What a turnaround for Tom Brady and the New England Patriots.
Brady finally looked like a quarterback who has 50,000 yards in his career, becoming the sixth to reach that milestone and throwing for two touchdowns as he rebounded from the second worst loss of his career for a 43-17 victory over the Cincinnati Bengals on Sunday night.
Six days after a 41-14 loss to the Kansas City Chiefs unleashed criticism from Patriots doubters, the offense broke out of its season-long slump. Brady threw for 292 yards and Stevan Ridley had 117 of the team's 221 yards rushing against a team that had allowed an NFL-low 11 points per game.
The Patriots (3-2) surpassed that by scoring on their first two possessions on Ridley's 1-yard run and Brady's 17-yard pass to Tim Wright. They led 20-3 at halftime before the Bengals (3-1) cut it to 10 points on Andy Dalton's 37-yard pass to Mohamed Sanu.
But Cincinnati came no closer and became the last team to lose a game this season. The Arizona Cardinals also began the day at 3-0, but lost to the Denver Broncos.
The Bengals were coming off a bye and had trailed for just 48 seconds in their first three games. But they never led Sunday as Ridley scored just 4:57 into the game.
Stephen Gostkowski added five field goals, the most in his nine-year career.
Brady hadn't thrown for more than 249 yards this season but topped that as he completed 23 of 35 passes. His 27-yard completion to Rob Gronkowski put him over the 50,000-yard mark and he connected for Wright's touchdown on the next play.
The fans then chanted "Bra-dee! Bra-dee!" They shouted it again when the Patriots began a drive early in the second quarter.
Brady boosted his total to 50,232. John Elway is fifth with 51,475.
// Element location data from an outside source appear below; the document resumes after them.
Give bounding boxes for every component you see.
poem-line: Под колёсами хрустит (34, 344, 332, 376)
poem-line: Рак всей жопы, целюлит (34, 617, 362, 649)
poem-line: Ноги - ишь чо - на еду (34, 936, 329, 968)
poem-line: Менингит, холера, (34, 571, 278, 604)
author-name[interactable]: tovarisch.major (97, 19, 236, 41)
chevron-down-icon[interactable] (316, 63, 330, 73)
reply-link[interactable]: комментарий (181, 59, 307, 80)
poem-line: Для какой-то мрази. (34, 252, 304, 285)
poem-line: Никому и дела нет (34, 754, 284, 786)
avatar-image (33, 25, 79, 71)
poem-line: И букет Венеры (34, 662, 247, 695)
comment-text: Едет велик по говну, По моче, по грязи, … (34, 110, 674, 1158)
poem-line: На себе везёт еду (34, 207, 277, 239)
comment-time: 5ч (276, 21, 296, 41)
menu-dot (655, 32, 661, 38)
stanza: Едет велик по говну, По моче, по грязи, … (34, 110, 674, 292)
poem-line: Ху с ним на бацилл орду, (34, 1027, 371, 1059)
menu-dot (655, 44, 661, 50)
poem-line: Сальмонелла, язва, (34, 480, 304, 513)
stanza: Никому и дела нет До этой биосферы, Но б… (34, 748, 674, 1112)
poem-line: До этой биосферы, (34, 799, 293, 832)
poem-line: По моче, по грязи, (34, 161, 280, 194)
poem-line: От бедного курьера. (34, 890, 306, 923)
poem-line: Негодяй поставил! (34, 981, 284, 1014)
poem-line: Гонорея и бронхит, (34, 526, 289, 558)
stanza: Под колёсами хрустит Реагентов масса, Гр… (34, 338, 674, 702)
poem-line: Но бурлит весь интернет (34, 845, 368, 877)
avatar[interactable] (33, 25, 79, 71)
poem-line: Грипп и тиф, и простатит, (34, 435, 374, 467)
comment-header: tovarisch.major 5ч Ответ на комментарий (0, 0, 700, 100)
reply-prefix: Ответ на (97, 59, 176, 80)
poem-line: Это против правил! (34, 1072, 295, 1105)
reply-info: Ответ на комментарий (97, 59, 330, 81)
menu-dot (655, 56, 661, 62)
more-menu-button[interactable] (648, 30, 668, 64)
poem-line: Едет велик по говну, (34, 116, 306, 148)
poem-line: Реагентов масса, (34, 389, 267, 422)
"It was a long week. We dug deep. (I'm) proud of everybody," Brady said.
Dalton was 15 of 24 for 204 yards and was sacked for the first time this season when Chris Jones tackled him 3 minutes into the fourth quarter. Dalton's second touchdown pass, a 17-yarder to A.J. Green made it 34-17.
But the Bengals lost three fumbles and failed to convert their seven third-down plays.
"If you turn the ball over and don't make any third downs, you have a chance to have this happen to you," Bengals coach Marvin Lewis said.
The Patriots were surrounded by doubters after the rout in Kansas City. Was Brady no longer one of the NFL's top quarterbacks? Did he have enough talented players around him — a rebuilt offensive line and mediocre receivers — to help him?
For one night, at least, he did.
"We don't sit around listening to what everybody else says," Patriots coach Bill Belichick said. "We try to do the best we can."
Brady was sacked just once and completed his first two passes, 20 yards to Brandon LaFell and 30 yards to Wright, who had his best game since being acquired from Tampa Bay just before the season for six-time Pro Bowl guard Logan Mankins.
Not a bad start for a quarterback who had led the Patriots to only 46 points in the previous 14 quarters.
Brady got plenty of help from his defense, which allowed just 121 yards in the first half, and his special teams as Kyle Arrington scored on a 9-yard return after recovering Brandon Tate's fumble on a kickoff. That made it 34-10 just 6 seconds after Brady's 16-yard touchdown pass to Gronkowski.